STUDIES ON NEUROKININ ANTAGONISTS .1. THE DESIGN OF NOVEL TRIPEPTIDES POSSESSING THE GLUTAMINYL-DEUTERIUM-TRYPTOPHYLPHENYLALANINE SEQUENCE AS SUBSTANCE-P ANTAGONISTS

To discover a novel and low molecular weight substance P (SP) antagonist we postulated that the essential binding domain of peptide ligands was only a small portion in the whole structure. On the basis of this assumption, we selected the known octapeptide SP antagonist D-Pro-Gln-Gln-D-Trp-Phe-D-Trp-D-Trp-Phe-NH2 (1) as a lead and synthesized its fragment tripeptides which were evaluated for their activity to block H-3-SP binding on guinea pig lung membranes.

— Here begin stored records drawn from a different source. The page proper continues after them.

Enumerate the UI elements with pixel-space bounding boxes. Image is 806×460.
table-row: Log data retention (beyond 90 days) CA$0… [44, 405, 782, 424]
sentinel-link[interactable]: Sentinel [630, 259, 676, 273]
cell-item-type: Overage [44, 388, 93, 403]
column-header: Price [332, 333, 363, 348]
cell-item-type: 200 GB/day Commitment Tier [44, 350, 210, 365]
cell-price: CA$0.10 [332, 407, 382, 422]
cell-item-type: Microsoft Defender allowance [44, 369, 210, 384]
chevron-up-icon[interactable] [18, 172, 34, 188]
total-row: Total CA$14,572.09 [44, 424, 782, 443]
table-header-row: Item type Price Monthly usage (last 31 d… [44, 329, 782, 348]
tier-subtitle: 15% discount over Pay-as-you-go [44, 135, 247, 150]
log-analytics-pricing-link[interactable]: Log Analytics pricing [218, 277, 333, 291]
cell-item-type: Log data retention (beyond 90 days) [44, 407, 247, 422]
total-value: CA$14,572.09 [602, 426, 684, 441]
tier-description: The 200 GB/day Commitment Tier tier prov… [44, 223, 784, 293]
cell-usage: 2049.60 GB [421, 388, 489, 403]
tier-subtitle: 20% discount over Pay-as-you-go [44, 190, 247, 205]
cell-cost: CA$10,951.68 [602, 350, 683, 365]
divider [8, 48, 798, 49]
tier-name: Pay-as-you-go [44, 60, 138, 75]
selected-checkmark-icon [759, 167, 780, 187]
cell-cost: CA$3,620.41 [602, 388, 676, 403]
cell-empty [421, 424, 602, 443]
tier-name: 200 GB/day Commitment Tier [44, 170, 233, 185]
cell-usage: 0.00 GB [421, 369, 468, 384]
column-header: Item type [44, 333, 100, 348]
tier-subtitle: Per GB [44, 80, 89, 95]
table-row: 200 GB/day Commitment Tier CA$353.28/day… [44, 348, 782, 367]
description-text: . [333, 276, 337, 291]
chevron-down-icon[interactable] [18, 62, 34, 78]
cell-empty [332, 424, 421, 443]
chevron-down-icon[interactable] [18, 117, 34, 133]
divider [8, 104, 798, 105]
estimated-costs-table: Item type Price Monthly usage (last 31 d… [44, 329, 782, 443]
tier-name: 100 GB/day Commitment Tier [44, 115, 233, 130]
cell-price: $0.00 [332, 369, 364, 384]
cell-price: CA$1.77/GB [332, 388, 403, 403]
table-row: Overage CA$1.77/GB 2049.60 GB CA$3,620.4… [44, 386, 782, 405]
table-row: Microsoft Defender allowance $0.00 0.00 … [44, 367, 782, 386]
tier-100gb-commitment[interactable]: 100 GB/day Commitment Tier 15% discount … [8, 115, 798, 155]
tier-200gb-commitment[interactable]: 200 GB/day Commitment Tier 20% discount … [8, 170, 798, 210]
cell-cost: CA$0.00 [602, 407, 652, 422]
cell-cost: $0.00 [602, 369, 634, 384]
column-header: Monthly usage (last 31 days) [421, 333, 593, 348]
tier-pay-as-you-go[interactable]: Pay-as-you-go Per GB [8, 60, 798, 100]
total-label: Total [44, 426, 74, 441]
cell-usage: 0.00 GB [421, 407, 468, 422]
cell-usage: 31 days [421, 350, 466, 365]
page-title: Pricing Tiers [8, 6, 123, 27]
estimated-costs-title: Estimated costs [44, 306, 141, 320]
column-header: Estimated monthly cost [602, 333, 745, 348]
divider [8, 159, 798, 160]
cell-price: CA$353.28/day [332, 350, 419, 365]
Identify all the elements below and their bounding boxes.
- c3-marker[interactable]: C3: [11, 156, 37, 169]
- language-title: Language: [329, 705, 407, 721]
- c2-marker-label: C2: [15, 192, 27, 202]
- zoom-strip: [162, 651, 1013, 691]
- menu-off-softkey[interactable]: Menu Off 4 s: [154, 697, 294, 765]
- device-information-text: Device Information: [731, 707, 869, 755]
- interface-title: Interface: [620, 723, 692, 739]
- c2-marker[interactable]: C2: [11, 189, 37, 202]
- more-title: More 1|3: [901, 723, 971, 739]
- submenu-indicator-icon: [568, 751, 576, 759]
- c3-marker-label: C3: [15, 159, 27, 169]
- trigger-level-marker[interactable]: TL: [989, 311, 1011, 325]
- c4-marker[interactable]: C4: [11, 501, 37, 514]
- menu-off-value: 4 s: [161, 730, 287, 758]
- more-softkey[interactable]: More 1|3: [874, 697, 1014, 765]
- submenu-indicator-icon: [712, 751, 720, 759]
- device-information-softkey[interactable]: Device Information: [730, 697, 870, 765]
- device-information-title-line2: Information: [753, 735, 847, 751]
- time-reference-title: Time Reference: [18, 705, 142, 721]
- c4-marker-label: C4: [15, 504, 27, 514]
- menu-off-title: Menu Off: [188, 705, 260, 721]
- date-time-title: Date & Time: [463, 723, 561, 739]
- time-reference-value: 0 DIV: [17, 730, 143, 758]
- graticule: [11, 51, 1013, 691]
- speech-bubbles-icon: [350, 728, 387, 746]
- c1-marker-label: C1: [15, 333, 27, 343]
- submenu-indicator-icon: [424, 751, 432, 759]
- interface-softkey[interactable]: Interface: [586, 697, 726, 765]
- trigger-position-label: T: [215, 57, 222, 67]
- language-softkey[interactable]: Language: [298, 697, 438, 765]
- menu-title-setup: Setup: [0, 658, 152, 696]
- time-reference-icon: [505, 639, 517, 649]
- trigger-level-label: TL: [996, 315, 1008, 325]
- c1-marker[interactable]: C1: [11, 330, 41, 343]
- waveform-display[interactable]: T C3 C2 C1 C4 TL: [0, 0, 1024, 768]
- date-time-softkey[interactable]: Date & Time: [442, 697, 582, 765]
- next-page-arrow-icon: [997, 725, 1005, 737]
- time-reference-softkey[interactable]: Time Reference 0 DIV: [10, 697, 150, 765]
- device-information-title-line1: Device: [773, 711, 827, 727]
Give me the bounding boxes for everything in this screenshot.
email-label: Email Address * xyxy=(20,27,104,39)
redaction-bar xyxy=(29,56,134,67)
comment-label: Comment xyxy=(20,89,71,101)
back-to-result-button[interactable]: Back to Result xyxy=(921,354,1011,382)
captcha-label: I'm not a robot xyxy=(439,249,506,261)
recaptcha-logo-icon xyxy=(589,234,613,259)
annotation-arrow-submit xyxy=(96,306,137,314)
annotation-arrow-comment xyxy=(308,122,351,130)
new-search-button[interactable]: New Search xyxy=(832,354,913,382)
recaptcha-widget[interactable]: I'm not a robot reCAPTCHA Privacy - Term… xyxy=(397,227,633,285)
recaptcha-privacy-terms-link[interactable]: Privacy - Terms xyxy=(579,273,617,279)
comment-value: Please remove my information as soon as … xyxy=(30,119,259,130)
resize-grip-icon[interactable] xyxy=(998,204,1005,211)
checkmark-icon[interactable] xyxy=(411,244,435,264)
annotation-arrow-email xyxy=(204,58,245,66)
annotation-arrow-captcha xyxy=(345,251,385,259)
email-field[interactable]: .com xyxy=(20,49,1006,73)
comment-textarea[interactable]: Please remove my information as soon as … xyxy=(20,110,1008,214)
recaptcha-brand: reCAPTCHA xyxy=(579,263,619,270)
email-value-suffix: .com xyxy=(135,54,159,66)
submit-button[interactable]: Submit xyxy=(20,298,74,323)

The protected tripeptide N(alpha)-[N(alpha)-[N(alpha)-(tert-butyloxycarbonyl)-L-glutaminyl]-N1-formyl-D-tryptophyl]-L-phenylalanine benzyl ester [Boc-Gln-D-Trp(CHO)-Phe-OBzl (4a)], corresponding to the Gln-D-Trp-Phe part of 1, exhibited 7-fold potent inhibitory activity in comparison with 1. Studies on structure-activity relationships revealed that the D-tryptophan, L-phenylalanine, and benzyl ester were quite important to maintain the high binding affinity. It was also indicated that 4a antagonized the SP-induced contraction of isolated guinea pig trachea strips (IC50 = 4.7 x 10(-6) M).